1. FC Heidenheim: Im Zentrum klafft eine Lücke

Abgänge von Dorsch und Griesbeck wiegen noch schwer

Autor: Johannes Ketterl Veröffentlicht: Mittwoch, 29.07.20 | 14:55
Sebastian Griesbeck in Heidenheim

Sebastian Griesbeck (l.) räumt künftig in der Bundesliga ab. © imago images / Sven Simon

Dass nach Sebastian Griesbeck (1. FC Union Berlin) auch Niklas Dorsch den Verein verlassen würde, kam beim 1. FC Heidenheim für niemanden überraschend. Zu positiv hatte sich der 22-Jährige, für den der belgische Top-Klub KAA Gent rund 3,5 Millionen Euro Ablöse auf den Schloßberg überweist, in den vergangenen beiden Jahren entwickelt.

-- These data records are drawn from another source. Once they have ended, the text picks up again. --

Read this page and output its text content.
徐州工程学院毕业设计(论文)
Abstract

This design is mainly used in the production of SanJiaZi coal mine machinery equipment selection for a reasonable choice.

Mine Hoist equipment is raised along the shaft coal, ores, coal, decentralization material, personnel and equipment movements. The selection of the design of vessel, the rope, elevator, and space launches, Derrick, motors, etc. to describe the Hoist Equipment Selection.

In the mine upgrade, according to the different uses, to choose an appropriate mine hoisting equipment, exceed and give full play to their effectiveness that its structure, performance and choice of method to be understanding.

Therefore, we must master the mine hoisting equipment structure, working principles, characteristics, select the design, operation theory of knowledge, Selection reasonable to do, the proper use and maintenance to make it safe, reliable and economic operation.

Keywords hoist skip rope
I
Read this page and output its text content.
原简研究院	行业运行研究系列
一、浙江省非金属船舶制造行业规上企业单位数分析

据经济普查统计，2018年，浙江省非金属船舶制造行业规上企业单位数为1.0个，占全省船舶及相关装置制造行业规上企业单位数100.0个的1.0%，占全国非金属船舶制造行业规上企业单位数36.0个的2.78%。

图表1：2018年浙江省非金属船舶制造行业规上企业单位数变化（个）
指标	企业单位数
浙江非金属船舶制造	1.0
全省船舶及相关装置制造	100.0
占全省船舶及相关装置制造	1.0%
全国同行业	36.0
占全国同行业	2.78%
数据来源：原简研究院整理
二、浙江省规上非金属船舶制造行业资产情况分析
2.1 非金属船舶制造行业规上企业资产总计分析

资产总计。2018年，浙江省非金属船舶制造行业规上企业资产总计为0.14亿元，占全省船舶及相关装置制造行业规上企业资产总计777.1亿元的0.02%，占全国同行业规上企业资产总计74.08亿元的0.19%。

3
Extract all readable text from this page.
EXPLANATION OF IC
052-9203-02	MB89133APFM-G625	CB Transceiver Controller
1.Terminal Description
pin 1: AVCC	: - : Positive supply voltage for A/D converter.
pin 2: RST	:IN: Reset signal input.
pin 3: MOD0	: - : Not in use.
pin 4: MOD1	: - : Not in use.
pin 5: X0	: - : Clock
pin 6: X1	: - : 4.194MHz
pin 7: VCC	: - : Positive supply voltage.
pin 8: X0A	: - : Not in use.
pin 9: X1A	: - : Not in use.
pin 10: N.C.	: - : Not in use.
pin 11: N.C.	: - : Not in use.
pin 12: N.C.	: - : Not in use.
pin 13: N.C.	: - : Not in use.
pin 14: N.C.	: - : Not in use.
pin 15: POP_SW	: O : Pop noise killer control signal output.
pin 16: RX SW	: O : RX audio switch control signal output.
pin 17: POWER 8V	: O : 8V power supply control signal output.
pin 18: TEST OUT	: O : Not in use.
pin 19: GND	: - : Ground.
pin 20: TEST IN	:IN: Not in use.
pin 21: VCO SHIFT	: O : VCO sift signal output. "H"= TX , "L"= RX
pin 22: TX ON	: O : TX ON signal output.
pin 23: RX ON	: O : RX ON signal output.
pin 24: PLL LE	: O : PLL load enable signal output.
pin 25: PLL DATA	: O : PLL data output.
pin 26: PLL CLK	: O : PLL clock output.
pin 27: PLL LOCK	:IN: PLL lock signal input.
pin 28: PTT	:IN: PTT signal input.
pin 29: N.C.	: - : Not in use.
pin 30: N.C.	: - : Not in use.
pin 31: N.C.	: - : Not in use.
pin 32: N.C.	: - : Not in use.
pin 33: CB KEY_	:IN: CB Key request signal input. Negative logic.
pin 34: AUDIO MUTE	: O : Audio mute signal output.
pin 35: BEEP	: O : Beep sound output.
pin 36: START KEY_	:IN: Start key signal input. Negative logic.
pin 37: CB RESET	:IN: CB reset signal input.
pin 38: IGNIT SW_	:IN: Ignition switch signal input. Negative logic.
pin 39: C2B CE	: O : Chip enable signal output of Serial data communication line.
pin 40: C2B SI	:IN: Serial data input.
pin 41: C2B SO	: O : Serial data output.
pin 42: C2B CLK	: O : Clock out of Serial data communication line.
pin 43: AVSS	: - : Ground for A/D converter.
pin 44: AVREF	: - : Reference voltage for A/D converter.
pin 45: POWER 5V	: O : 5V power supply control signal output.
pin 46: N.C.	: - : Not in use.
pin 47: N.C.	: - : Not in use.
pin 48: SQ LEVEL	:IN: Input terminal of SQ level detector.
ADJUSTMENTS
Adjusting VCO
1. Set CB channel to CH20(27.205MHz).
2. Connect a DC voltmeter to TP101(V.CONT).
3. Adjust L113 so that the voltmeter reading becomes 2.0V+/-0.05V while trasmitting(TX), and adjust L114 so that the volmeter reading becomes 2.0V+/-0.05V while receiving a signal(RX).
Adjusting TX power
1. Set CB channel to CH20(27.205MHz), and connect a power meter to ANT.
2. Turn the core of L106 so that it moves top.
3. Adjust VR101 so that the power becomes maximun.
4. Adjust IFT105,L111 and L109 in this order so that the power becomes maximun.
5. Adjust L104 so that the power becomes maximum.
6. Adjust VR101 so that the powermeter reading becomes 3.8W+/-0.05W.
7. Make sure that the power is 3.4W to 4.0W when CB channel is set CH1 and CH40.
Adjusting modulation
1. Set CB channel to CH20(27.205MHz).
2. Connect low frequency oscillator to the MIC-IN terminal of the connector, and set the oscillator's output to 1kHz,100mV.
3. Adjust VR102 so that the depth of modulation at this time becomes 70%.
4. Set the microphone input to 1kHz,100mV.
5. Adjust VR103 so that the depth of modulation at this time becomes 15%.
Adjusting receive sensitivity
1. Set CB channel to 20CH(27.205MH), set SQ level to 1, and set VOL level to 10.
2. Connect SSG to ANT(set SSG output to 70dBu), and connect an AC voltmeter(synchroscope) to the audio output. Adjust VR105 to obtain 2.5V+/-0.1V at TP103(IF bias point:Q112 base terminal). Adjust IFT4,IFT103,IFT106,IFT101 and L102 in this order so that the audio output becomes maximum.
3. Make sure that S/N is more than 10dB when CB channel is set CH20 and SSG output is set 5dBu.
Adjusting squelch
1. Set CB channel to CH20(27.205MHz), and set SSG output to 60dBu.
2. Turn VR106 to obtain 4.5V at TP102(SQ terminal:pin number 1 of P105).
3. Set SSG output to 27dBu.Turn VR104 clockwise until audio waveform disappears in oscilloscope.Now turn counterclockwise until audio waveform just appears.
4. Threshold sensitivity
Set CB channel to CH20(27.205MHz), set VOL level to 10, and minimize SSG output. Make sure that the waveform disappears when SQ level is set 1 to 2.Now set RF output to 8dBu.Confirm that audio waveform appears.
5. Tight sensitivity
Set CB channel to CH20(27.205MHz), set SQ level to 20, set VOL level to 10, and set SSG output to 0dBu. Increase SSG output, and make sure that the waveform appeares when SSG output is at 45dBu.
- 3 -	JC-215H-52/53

Trainer Frank Schmidt steht nun wieder einmal vor der Aufgabe, schmerzhafte Verluste kompensieren und diesmal sogar ein neues Zentrum formieren zu müssen. Für die Doppelsechs, an der Schmidt mutmaßlich festhalten wird, bleiben aus dem bisherigen Aufgebot nur Youngster Kevin Sessa, der sein Potential vor allem im Relegations-Hinspiel in Bremen (0:0) aufblitzen ließ, und Konstantin Kerschbaumer, der allerdings auch eine Alternative im offensiven Mittelfeld und auf den Flügeln darstellt.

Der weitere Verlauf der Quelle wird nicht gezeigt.